Я отхожу к костру, пытаясь унять дрожь в руках. Всё это слишком странно. Неправильно. Я должна забыть, что случилось там. Вот только, кажется, я всё ещё ощущаю прикосновения орка на своей коже. И от этого хочется выть не то от стыда, не то от какого-то другого, неведомого чувства.


Глава 6

Дрозил

Я сижу в углу, прислонившись к стене, и думаю о ней. Смотрю на льняную верёвку на своём запястье — пояс Берты. Я так и не смог просто избавиться от него. И когда это началось? Когда эта рыжеволосая бестия успела влезть мне в голову? Я вспоминаю, как она вырывалась, когда я поймал её на рынке. Вспоминаю, как её лицо вспыхивало румянцем от одного моего прикосновения, как она пыталась скрыть смущение за грубыми словами. Это было забавно. И мило… Да чтоб меня.

Я бью себя ладонями по щекам, чтобы хоть немного прийти в себя. Мои парни, переговаривающиеся за столом, поднимают на меня вопросительные взгляды. Я только мотаю головой, давая понять, что ничего не случилось. Но самому мне уже ясно, что сердце моё не на месте. Да, кажется, моя игра зашла слишком далеко. Я влюбился. И всё, о чём я могу думать сейчас, что скоро зима. Я слышал от местной травницы, что по всем приметам она будет суровой. И если всё действительно так, то лесной братии придётся очень туго. Мне хочется что-то сделать для них. Для Берты.

Знаю, что никто из моих товарищей этого не поймёт. А потому я не могу действовать открыто. Я встаю из-за стола и направляюсь к выходу. Решение появляется само собой. Есть одно место, где я могу попросить о помощи — храм Керкуса.

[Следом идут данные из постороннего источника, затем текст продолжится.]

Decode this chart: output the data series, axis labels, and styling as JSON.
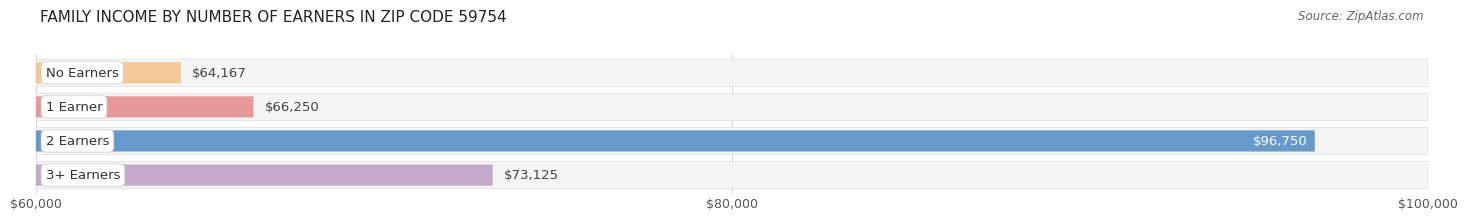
{
  "title": "FAMILY INCOME BY NUMBER OF EARNERS IN ZIP CODE 59754",
  "source": "Source: ZipAtlas.com",
  "categories": [
    "No Earners",
    "1 Earner",
    "2 Earners",
    "3+ Earners"
  ],
  "values": [
    64167,
    66250,
    96750,
    73125
  ],
  "bar_colors": [
    "#f5c899",
    "#e89898",
    "#6699cc",
    "#c4a8cc"
  ],
  "bar_label_colors": [
    "#444444",
    "#444444",
    "#ffffff",
    "#444444"
  ],
  "value_labels": [
    "$64,167",
    "$66,250",
    "$96,750",
    "$73,125"
  ],
  "xmin": 60000,
  "xmax": 100000,
  "xticks": [
    60000,
    80000,
    100000
  ],
  "xtick_labels": [
    "$60,000",
    "$80,000",
    "$100,000"
  ],
  "background_color": "#ffffff",
  "bar_bg_color": "#e8e8e8",
  "row_bg_color": "#f5f5f5",
  "title_fontsize": 11,
  "source_fontsize": 8.5,
  "bar_height": 0.62,
  "label_fontsize": 9.5,
  "category_fontsize": 9.5,
  "tick_fontsize": 9
}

Я поднимаюсь по широким ступеням к храму. Мои шаги разносятся эхом по округе. Гляжу на белокаменное здание, с высокими колоннами и массивными дверями, украшенными рельефами. Учение Керкуса говорит о милосердии, о помощи слабым. Мне в голову приходит, что раз у жрецов есть достаточно средств, чтобы отстроить себе такой храм, то для них не составит труда приютить Берту и её братьев.

Внутри меня встречает свет множества свечей. Воздух пропитан запахом благовоний, а где-то в глубине слышны приглушённые голоса. На первый взгляд здесь спокойно, умиротворённо. Но стоит мне ступить дальше, как всё меняется. Я замечаю местного жреца. Неприятные мурашки пробегают по спине, как только он поворачивается ко мне. Рыжие волосы, худощавое лицо, цепкие зелёные глаза. Меня передёргивает от того, как сильно этот тип похож на Берту. Словно бы в их жилах текла одна кровь. Только вот если в Берте есть живость и отчаянная энергия, то в этом — что-то скользкое, неприятное.

— Что привело вас ко мне, уважаемый орк? — спрашивает жрец мягко. — Если я чем-то могу помочь господам, что охраняют покой и безопасность в нашем городе, я с радостью сделаю это.

Из его уст льётся мёд, но в мимике и голосе я улавливаю явное напряжение.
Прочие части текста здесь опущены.